Ethics committee submission

render_questionnaire(
  "survey.lss",
  "ethics_review.docx",
  languages              = c("en", "fr"),
  template               = "table",
  chrome_lang            = "en",
  show_privacy_settings  = TRUE,   # anonymized / save partial / IP / referrer / timestamp
  show_admin_settings    = TRUE,   # alias / end URL / active
  authors = list(
    list(name        = "Jane Doe",
         affiliation = "HESAV",
         orcid       = "0009-0001-2345-6789"),
    list(name        = "John Doe",
         affiliation = "HESAV",
         orcid       = "0009-0002-3456-7890")
  ),
  description = paste0(
    "Validated as part of the SNSF project XYZ. ",
    "Reference: https://doi.org/10.5281/zenodo.123456"
  )
)

The cover page picks up the authors block (with clickable ORCID hyperlinks), the description (with URLs auto-detected and made clickable), and the privacy / admin settings rows in the metadata table.
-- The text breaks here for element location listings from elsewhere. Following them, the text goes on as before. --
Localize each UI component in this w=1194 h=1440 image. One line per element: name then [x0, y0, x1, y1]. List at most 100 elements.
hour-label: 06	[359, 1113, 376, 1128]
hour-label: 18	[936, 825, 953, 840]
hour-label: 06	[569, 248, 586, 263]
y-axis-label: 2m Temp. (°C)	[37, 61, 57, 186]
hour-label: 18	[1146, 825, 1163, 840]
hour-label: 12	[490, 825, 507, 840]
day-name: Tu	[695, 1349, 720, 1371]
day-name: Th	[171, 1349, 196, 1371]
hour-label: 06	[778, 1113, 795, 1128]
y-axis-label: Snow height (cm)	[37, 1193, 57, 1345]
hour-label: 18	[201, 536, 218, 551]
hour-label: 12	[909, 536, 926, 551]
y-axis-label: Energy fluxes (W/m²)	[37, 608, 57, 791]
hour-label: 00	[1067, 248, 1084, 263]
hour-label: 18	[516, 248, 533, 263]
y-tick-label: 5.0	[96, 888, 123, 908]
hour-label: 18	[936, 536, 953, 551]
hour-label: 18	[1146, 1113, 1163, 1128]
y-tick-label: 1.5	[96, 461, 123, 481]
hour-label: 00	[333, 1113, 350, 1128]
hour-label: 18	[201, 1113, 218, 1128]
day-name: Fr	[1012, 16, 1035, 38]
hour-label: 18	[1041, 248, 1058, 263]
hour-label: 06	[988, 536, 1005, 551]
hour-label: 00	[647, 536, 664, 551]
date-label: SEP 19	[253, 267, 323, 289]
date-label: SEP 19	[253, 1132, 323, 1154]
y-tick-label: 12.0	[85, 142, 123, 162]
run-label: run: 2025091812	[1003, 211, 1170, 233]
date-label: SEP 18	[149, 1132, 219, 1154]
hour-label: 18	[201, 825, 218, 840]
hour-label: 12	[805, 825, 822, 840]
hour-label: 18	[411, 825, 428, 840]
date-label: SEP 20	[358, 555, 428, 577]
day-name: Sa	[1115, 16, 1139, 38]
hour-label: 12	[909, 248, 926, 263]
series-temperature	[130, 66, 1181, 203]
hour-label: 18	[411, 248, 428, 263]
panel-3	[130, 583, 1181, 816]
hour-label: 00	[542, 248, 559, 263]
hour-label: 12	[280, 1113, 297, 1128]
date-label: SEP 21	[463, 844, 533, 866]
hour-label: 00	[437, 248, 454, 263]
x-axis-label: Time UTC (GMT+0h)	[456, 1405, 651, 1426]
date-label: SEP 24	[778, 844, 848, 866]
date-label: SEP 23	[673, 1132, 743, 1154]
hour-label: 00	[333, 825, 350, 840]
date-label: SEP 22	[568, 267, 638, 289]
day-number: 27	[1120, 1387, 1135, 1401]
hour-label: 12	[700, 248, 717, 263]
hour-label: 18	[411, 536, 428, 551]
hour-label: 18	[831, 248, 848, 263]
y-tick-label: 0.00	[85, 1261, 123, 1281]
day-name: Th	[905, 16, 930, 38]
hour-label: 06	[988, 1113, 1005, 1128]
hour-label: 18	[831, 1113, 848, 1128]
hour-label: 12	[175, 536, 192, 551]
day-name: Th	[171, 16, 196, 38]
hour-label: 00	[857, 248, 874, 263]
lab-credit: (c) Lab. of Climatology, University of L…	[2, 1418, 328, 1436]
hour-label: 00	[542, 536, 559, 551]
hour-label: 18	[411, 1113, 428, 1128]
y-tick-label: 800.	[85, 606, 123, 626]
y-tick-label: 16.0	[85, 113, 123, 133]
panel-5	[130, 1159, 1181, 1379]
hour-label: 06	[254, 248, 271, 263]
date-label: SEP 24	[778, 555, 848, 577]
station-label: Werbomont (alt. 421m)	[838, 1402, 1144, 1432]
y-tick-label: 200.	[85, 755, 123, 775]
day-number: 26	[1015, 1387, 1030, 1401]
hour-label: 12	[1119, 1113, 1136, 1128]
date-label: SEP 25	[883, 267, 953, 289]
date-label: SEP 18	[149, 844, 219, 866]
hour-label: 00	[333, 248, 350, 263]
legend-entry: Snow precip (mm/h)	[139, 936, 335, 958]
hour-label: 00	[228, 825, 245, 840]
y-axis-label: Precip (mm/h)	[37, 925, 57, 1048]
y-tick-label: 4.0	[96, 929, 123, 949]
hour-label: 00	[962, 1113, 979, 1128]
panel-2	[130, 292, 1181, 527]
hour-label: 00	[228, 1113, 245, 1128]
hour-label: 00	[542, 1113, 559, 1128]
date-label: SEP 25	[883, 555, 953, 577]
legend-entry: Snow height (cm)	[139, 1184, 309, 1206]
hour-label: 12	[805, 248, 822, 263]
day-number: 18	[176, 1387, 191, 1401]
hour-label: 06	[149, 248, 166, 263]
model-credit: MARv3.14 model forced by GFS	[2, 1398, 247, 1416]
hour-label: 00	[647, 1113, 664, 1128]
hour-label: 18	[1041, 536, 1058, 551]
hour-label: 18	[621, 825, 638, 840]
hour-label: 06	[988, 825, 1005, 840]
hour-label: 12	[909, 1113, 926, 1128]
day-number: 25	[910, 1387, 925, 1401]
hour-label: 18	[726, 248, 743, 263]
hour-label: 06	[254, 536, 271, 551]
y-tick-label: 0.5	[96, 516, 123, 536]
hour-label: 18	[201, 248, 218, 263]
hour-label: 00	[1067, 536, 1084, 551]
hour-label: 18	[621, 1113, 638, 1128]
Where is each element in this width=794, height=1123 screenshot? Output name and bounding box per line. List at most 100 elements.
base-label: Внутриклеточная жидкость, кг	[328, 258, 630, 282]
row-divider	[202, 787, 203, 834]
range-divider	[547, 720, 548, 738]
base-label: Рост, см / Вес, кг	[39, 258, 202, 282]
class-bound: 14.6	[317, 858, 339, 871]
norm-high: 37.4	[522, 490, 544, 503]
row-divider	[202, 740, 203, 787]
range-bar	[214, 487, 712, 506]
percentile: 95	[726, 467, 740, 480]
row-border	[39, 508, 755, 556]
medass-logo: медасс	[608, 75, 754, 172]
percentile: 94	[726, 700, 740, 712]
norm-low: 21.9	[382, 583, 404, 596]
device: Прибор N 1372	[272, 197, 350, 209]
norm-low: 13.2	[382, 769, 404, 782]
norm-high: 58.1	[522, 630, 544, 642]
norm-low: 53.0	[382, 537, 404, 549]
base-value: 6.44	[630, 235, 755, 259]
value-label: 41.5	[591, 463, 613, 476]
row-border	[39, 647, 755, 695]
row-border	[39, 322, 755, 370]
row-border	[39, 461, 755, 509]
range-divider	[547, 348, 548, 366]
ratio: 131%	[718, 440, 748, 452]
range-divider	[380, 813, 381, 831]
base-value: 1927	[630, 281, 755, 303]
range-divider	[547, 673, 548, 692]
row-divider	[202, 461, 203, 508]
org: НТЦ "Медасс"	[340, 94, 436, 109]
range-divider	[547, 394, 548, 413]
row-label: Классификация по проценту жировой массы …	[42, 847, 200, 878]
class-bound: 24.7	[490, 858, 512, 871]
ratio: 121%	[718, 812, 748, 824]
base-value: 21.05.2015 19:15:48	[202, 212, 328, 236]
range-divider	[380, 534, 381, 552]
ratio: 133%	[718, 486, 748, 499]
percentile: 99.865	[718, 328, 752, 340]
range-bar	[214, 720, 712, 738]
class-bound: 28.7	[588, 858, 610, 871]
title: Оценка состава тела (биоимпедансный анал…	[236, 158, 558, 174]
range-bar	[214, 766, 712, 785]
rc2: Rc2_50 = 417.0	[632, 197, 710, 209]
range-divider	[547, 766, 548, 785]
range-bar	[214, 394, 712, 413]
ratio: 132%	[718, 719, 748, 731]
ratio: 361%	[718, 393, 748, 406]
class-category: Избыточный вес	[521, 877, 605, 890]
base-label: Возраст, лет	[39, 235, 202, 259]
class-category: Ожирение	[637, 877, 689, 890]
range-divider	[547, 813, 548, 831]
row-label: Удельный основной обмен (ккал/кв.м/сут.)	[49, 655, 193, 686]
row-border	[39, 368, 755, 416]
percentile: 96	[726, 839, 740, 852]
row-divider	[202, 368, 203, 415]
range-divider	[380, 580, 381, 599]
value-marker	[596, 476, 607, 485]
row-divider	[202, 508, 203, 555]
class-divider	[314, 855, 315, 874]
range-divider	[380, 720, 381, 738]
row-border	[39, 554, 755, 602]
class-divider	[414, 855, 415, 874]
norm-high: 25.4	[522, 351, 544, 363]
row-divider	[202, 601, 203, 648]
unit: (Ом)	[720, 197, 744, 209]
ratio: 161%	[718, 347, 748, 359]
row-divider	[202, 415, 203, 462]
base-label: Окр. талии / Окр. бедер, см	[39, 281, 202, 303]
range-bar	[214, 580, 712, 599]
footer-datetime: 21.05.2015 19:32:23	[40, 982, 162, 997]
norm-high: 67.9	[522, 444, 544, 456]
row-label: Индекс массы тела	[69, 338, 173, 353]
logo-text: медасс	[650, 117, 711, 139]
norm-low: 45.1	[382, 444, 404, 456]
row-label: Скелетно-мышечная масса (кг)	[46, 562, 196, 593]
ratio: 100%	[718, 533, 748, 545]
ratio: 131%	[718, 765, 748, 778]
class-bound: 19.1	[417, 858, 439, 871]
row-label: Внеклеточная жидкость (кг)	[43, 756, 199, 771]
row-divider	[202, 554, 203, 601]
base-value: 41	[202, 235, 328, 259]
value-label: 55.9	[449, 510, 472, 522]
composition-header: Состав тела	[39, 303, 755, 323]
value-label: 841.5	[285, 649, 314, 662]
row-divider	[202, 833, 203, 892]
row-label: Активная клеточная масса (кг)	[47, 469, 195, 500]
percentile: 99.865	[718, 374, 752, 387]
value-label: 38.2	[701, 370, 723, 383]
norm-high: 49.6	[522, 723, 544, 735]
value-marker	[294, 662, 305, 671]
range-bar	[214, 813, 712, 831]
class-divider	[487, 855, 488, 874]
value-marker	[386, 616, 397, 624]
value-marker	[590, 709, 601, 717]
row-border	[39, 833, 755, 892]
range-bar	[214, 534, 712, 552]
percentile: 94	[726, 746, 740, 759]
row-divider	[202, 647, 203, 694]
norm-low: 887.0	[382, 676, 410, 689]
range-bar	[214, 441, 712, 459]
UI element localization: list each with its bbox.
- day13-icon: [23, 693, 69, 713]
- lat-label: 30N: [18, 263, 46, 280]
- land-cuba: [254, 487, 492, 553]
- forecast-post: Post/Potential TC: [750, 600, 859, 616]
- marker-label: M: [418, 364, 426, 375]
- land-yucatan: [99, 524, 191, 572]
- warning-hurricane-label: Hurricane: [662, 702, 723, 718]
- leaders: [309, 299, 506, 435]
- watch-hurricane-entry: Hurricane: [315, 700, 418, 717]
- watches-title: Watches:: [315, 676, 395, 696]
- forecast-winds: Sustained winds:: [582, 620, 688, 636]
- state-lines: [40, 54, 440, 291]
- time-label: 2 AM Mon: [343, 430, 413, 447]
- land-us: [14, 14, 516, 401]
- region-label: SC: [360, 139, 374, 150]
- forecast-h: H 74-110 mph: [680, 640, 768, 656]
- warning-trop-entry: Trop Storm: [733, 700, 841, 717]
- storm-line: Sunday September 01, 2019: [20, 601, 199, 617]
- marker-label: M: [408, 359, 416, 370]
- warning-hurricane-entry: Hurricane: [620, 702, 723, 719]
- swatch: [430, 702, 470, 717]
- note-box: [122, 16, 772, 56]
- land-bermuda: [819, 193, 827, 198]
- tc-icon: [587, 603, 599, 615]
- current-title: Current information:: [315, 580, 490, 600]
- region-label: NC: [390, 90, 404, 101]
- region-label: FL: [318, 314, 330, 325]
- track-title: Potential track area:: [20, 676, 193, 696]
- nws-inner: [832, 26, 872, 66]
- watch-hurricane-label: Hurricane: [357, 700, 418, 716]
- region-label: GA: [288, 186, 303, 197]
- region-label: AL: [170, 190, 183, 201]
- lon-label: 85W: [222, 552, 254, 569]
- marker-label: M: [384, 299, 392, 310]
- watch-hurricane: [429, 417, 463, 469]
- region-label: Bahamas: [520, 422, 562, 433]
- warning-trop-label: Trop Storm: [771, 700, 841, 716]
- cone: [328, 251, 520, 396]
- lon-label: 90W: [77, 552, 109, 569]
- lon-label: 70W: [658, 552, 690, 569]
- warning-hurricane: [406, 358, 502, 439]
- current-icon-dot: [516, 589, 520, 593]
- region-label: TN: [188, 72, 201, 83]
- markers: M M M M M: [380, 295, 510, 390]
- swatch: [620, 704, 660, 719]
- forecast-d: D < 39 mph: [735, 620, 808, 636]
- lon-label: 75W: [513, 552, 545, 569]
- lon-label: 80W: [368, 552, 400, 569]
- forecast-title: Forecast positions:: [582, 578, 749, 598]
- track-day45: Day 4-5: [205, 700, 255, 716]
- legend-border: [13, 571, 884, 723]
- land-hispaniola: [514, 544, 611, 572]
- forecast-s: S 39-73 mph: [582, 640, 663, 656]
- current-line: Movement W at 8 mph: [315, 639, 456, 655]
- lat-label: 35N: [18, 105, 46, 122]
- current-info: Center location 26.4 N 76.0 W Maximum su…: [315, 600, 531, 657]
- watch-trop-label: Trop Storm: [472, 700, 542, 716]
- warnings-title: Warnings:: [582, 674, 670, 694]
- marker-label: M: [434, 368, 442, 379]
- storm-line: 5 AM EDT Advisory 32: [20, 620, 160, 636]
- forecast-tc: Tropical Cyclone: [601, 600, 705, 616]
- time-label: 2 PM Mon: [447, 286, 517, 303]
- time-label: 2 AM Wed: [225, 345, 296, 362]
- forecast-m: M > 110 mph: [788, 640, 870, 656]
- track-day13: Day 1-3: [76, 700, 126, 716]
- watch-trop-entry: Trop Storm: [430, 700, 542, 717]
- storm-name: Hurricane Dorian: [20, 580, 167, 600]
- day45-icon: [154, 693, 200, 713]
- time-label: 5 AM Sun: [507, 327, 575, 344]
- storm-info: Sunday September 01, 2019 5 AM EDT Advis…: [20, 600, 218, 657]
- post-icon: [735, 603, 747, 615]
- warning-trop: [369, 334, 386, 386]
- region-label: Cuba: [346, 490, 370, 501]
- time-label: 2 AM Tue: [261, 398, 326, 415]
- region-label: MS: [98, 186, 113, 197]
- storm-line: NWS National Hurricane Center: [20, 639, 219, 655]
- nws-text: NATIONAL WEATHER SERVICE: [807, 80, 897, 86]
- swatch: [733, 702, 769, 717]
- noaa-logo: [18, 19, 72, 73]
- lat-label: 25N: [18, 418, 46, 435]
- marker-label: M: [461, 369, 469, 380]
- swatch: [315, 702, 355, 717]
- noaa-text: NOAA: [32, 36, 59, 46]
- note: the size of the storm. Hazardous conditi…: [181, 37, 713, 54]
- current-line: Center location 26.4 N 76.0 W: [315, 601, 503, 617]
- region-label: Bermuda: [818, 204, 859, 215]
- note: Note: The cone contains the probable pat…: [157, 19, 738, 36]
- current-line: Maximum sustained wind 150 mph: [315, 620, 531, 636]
Minimal questionnaire – just the variables

render_questionnaire(
  "survey.lss",
  "minimal.docx",
  template         = "table",
  show_welcome     = FALSE,
  show_endtext     = FALSE,
  show_description = FALSE,
  show_groups      = FALSE,
  show_toc         = FALSE,
  show_audit       = FALSE,
  show_index       = FALSE
)

Pure data: one row per variable header, one row per value code, nothing else.

Parse once, render many

# Parse a single time, then audit and render different variants
# without re-reading the .lss.
lss   <- read_lss("survey.lss")
audit <- audit_lss(lss)
print(audit)  # console summary of flagged anomalies

render_questionnaire(lss, "review_en.docx", languages = "en")
render_questionnaire(lss, "review_fr.docx", languages = "fr")
render_audit(lss, "qa_followup.docx")

See the audit in action

A deliberately flawed survey ships with the package, so you can see what audit_lss() catches without supplying your own file:

demo <- system.file("extdata", "audit_demo.lss", package = "lssdoc")
audit_lss(read_lss(demo))
#> -- lssdoc audit ----------------------------------------------------
#> 12 findings: 5 errors, 7 warnings, 0 notes.
#> x Survey: duplicate question code 'age'
#> x Question 'age': filter references 'income', asked later (forward reference)
#> x Answer 'X': points to a question id that does not exist
#> x Subquestion 'orphan_sq': points to a question id that does not exist
#> x Question 'blank_q': text empty in every language
#> ! Question 'satisf': expects answer options, but none are defined
#> ! Question 'income': text missing in 'fr'
#> ! Question 'comment ': code carries whitespace
#> ... plus an empty group name, missing subquestions and an array-scale mismatch.

PDF output

# Same call, just pass a .pdf path. The package writes the .docx
# into a temp file and converts it locally via LibreOffice
# (must be installed and on PATH).
render_questionnaire("survey.lss", "review.pdf", template = "table")
render_audit("survey.lss", "qa.pdf")

Templates and palette

The rendered .docx uses an editorial petrol-blue palette tuned for publication-grade output (#133B52 primary, #3A7C8C accent, #E9F2F6 and #F4F8FA for tinted bands, #D3DCE2 for the soft grid). Calibri body / Consolas monospace by default; the font and font_code arguments accept any string to override.

Citation

Run citation("lssdoc") for the up-to-date citation, or cite as:

Tawfik A. (2026). lssdoc: Render Multilingual Questionnaires from
LimeSurvey '.lss' Files. R package version 0.1.0.
https://github.com/amaltawfik/lssdoc

License

MIT. See LICENSE for the full notice.